Dans un récent épisode du podcast Silence on Roule, l'expert Yannic Asselin a déconstruit les mythes entourant le succès norvégien et analysé ce qui nous sépare de ce leader mondial
Le mythe du pétrole : Un financement direct ?
L’une des croyances les plus tenaces est que la Norvège finance directement l’achat de Tesla ou d’autres véhicules électriques (VÉ) avec l’argent de son pétrole. La réalité est plus nuancée.
Depuis 1990, la Norvège dépose ses revenus pétroliers et gaziers dans un fonds souverain, aujourd'hui évalué à environ 1 000 milliards de dollars US. La loi norvégienne limite le gouvernement : il ne peut puiser que jusqu'à 3 % du rendement de ce fonds pour boucler son budget annuel (santé, éducation, infrastructures, etc.).
Ainsi, l’argent du pétrole n’est pas transféré directement dans les poches des acheteurs de VÉ. Il offre plutôt une marge de manœuvre financière globale qui permet à l’État de se passer de certaines rentrées fiscales, comme les taxes de vente sur les véhicules électriques.
La stratégie : Le « Bonus » et surtout le « Malus »
Si la Norvège approche aujourd'hui les 95 % de ventes de véhicules neufs électriques, ce n'est pas seulement grâce à des cadeaux, mais grâce à une logique d’illogisme appliquée aux voitures thermiques.
- Le Bonus (La carotte) : Les acheteurs de VÉ sont exemptés de la taxe de vente de 25 %. À cela s'ajoutent des avantages comme la gratuité (ou réduction) des péages, des stationnements urbains et l'accès aux voies réservées.

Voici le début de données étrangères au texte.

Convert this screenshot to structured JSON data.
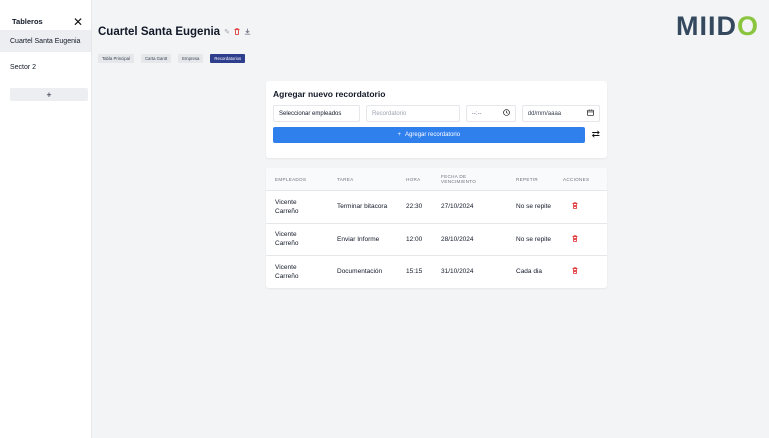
{
  "sidebar": {
    "title": "Tableros",
    "close_icon": "close-icon",
    "items": [
      {
        "label": "Cuartel Santa Eugenia",
        "active": true
      },
      {
        "label": "Sector 2",
        "active": false
      }
    ],
    "add_label": "+"
  },
  "header": {
    "title": "Cuartel Santa Eugenia",
    "icons": [
      "pencil-icon",
      "trash-icon",
      "download-icon"
    ]
  },
  "logo": {
    "text_main": "MIID",
    "text_accent": "O",
    "colors": {
      "main": "#34495e",
      "accent": "#8bc53f"
    }
  },
  "tabs": [
    {
      "label": "Tabla Principal",
      "active": false
    },
    {
      "label": "Carta Gantt",
      "active": false
    },
    {
      "label": "Empresa",
      "active": false
    },
    {
      "label": "Recordatorios",
      "active": true
    }
  ],
  "form": {
    "title": "Agregar nuevo recordatorio",
    "employees_value": "Seleccionar empleados",
    "reminder_placeholder": "Recordatorio",
    "time_value": "--:--",
    "date_value": "dd/mm/aaaa",
    "submit_label": "Agregar recordatorio",
    "submit_color": "#2f7fec"
  },
  "table": {
    "headers": {
      "employees": "EMPLEADOS",
      "task": "TAREA",
      "time": "HORA",
      "due_line1": "FECHA DE",
      "due_line2": "VENCIMIENTO",
      "repeat": "REPETIR",
      "actions": "ACCIONES"
    },
    "rows": [
      {
        "emp1": "Vicente",
        "emp2": "Carreño",
        "task": "Terminar bitacora",
        "time": "22:30",
        "due": "27/10/2024",
        "repeat": "No se repite"
      },
      {
        "emp1": "Vicente",
        "emp2": "Carreño",
        "task": "Enviar Informe",
        "time": "12:00",
        "due": "28/10/2024",
        "repeat": "No se repite"
      },
      {
        "emp1": "Vicente",
        "emp2": "Carreño",
        "task": "Documentación",
        "time": "15:15",
        "due": "31/10/2024",
        "repeat": "Cada dia"
      }
    ]
  }
}
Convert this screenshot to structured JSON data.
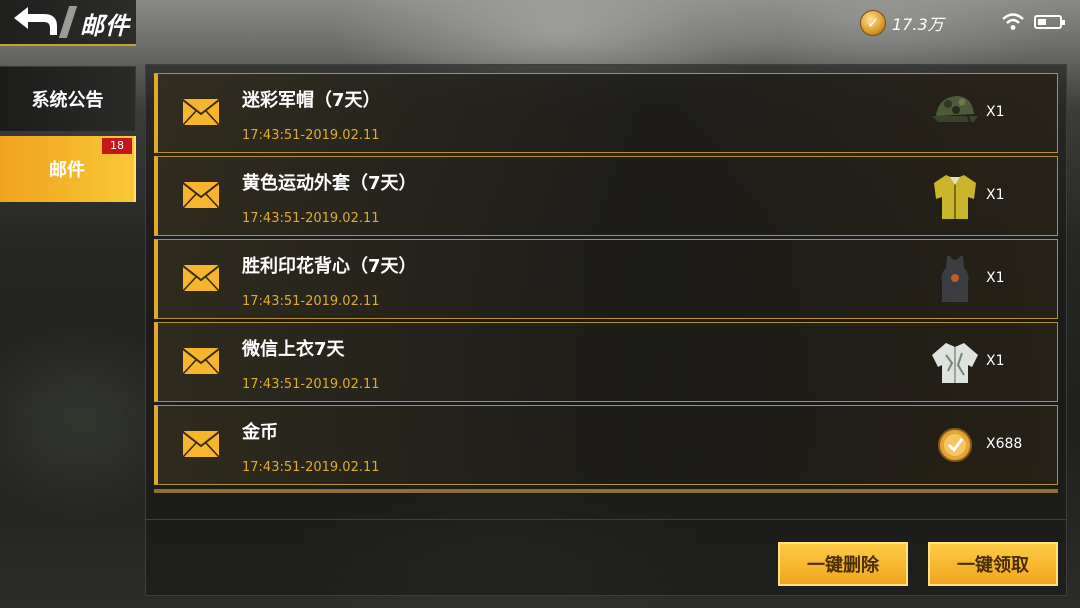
{
  "header": {
    "title": "邮件",
    "back_icon": "back-arrow-icon",
    "currency": {
      "icon": "gold-coin-icon",
      "value": "17.3万"
    },
    "status": {
      "wifi_icon": "wifi-icon",
      "battery_icon": "battery-icon"
    }
  },
  "tabs": [
    {
      "label": "系统公告",
      "selected": false
    },
    {
      "label": "邮件",
      "selected": true,
      "badge": "18"
    }
  ],
  "mails": [
    {
      "title": "迷彩军帽（7天）",
      "time": "17:43:51-2019.02.11",
      "item_icon": "camo-cap-icon",
      "qty": "X1"
    },
    {
      "title": "黄色运动外套（7天）",
      "time": "17:43:51-2019.02.11",
      "item_icon": "yellow-jacket-icon",
      "qty": "X1"
    },
    {
      "title": "胜利印花背心（7天）",
      "time": "17:43:51-2019.02.11",
      "item_icon": "tank-top-icon",
      "qty": "X1"
    },
    {
      "title": "微信上衣7天",
      "time": "17:43:51-2019.02.11",
      "item_icon": "white-jacket-icon",
      "qty": "X1"
    },
    {
      "title": "金币",
      "time": "17:43:51-2019.02.11",
      "item_icon": "gold-coin-icon",
      "qty": "X688"
    }
  ],
  "footer": {
    "delete_all_label": "一键删除",
    "collect_all_label": "一键领取"
  },
  "colors": {
    "accent": "#e0aa2e",
    "badge": "#c2181b",
    "button": "#f5b52d"
  }
}
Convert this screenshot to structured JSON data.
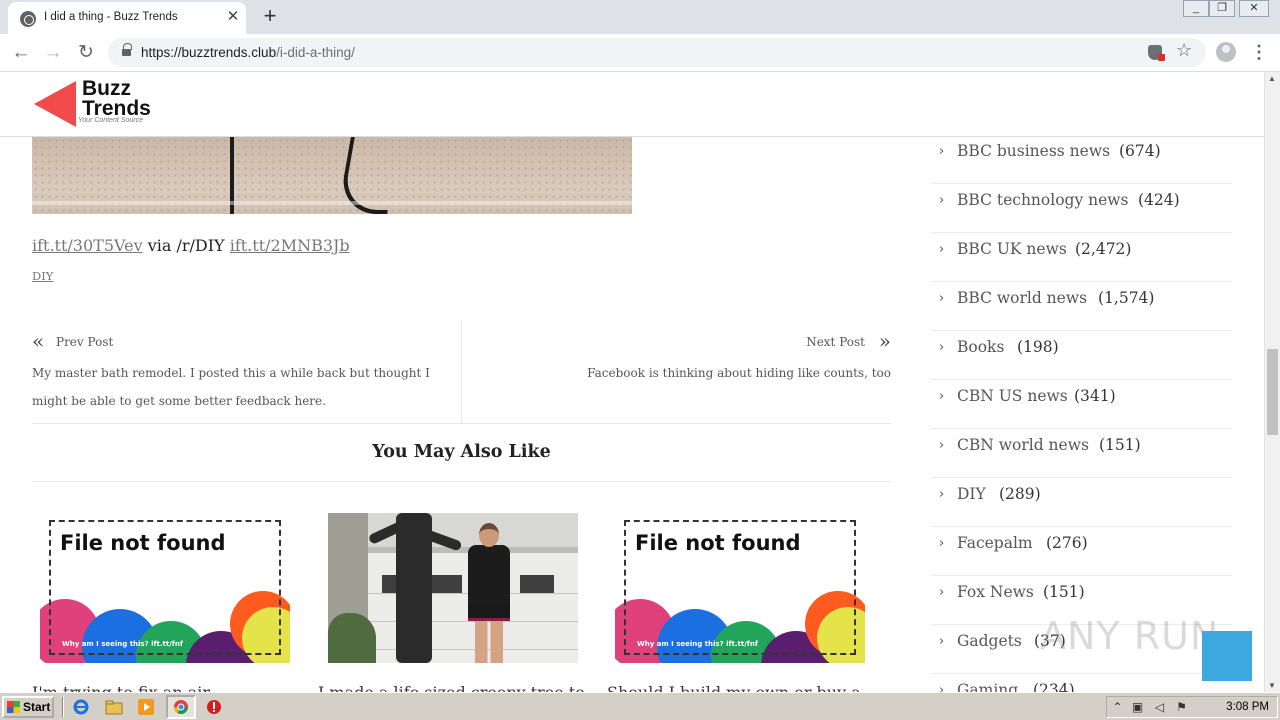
{
  "browser": {
    "tab_title": "I did a thing - Buzz Trends",
    "url_domain": "https://buzztrends.club",
    "url_path": "/i-did-a-thing/"
  },
  "site": {
    "logo_line1": "Buzz",
    "logo_line2": "Trends",
    "logo_tagline": "Your Content Source"
  },
  "post": {
    "source_link1": "ift.tt/30T5Vev",
    "source_via": " via /r/DIY ",
    "source_link2": "ift.tt/2MNB3Jb",
    "category": "DIY"
  },
  "post_nav": {
    "prev_label": "Prev Post",
    "prev_title": "My master bath remodel. I posted this a while back but thought I might be able to get some better feedback here.",
    "next_label": "Next Post",
    "next_title": "Facebook is thinking about hiding like counts, too"
  },
  "related": {
    "heading": "You May Also Like",
    "not_found_title": "File not found",
    "not_found_caption": "Why am I seeing this? ift.tt/fnf",
    "cards": [
      {
        "title": "I'm trying to fix an air"
      },
      {
        "title": "I made a life sized creepy tree to"
      },
      {
        "title": "Should I build my own or buy a"
      }
    ]
  },
  "sidebar": {
    "categories": [
      {
        "name": "BBC business news",
        "count": "(674)"
      },
      {
        "name": "BBC technology news",
        "count": "(424)"
      },
      {
        "name": "BBC UK news",
        "count": "(2,472)"
      },
      {
        "name": "BBC world news",
        "count": "(1,574)"
      },
      {
        "name": "Books",
        "count": "(198)"
      },
      {
        "name": "CBN US news",
        "count": "(341)"
      },
      {
        "name": "CBN world news",
        "count": "(151)"
      },
      {
        "name": "DIY",
        "count": "(289)"
      },
      {
        "name": "Facepalm",
        "count": "(276)"
      },
      {
        "name": "Fox News",
        "count": "(151)"
      },
      {
        "name": "Gadgets",
        "count": "(37)"
      },
      {
        "name": "Gaming",
        "count": "(234)"
      }
    ]
  },
  "watermark": "ANY RUN",
  "taskbar": {
    "start_label": "Start",
    "clock": "3:08 PM"
  },
  "colors": {
    "logo_red": "#f04a4a",
    "back_to_top": "#3da7e0"
  }
}
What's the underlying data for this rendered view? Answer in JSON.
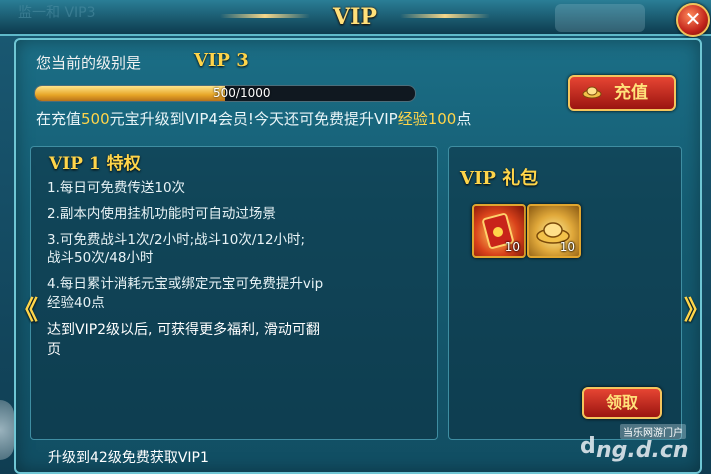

- Le Malus (Le bâton) : C'est ici que la Norvège frappe fort. Le gouvernement impose des taxes massives sur les véhicules à essence basées sur le poids, les émissions de CO2 et de NOx.
L’exemple frappant : Un Volkswagen Tiguan à essence, dont le prix de base est de 40 000 $ CA, finit par coûter 65 700 $ CA une fois toutes les taxes norvégiennes appliquées. En comparaison, un véhicule électrique équivalent, exempté de ces taxes, devient l'option la plus économique dès l'achat. Pour un Norvégien, choisir l’essence devient tout simplement une décision financièrement irrationnelle.
Pourquoi le Canada a-t-il raté ce virage ?
L’histoire nous apprend que le Canada a eu une réflexion similaire... 15 ans avant la Norvège. En 1975, sous Pierre Elliott Trudeau, le gouvernement a créé Petro-Canada avec l'idée que l'État soit un acteur majeur de ses ressources énergétiques pour redistribuer les revenus.
Cependant, contrairement à la Norvège où il existe un consensus politique, le projet canadien s’est heurté à une forte opposition de l’Ouest. Par la suite, les gouvernements Mulroney et Chrétien ont privatisé l’entreprise, transformant ce qui aurait pu être un outil de transition en une simple pétrolière commerciale.
Les leçons pour le Québec et le Canada
Peut-on transposer le modèle ? Pas tel quel, car le cynisme politique en Amérique du Nord rendrait l'imposition d'un « malus » (surpoids ou CO2) très impopulaire. Pourtant, Yannick Asselin souligne des pistes d'action concrètes :
- La stabilité des règles : En Norvège, peu importe le parti au pouvoir, la direction ne change pas. Ici, la fin abrupte des subventions au Québec pour 2025 crée de la nervosité chez les consommateurs et les concessionnaires, freinant les commandes.
- La cohérence politique : Il est incohérent de subventionner l’industrie pétrolière à hauteur de milliards tout en coupant dans les incitatifs aux véhicules électriques. Une transition réussie demande de déplacer graduellement ces sommes vers les énergies propres.
- S'inspirer sans copier : Plutôt qu'un malus universel, on pourrait l'adapter (ex. : exempter les travailleurs qui ont réellement besoin d'un camion) pour rendre le choix de l'essence inconfortable sans pénaliser ceux qui n'ont pas d'alternative.
Conclusion
Le succès de la Norvège repose sur une volonté politique ferme et une sensibilité environnementale déjà très ancrée dans la culture. Pour nous, le défi n'est pas seulement d'offrir une « carotte » financière, mais de faire en sorte que le calcul économique de l'électromobilité se fasse « tout seul » chez le concessionnaire.
Tant qu'il sera financièrement acceptable de polluer, la transition sera plus lente. La Norvège nous prouve que lorsqu'on rend le choix de l'essence illogique, le changement s'opère à une vitesse fulgurante.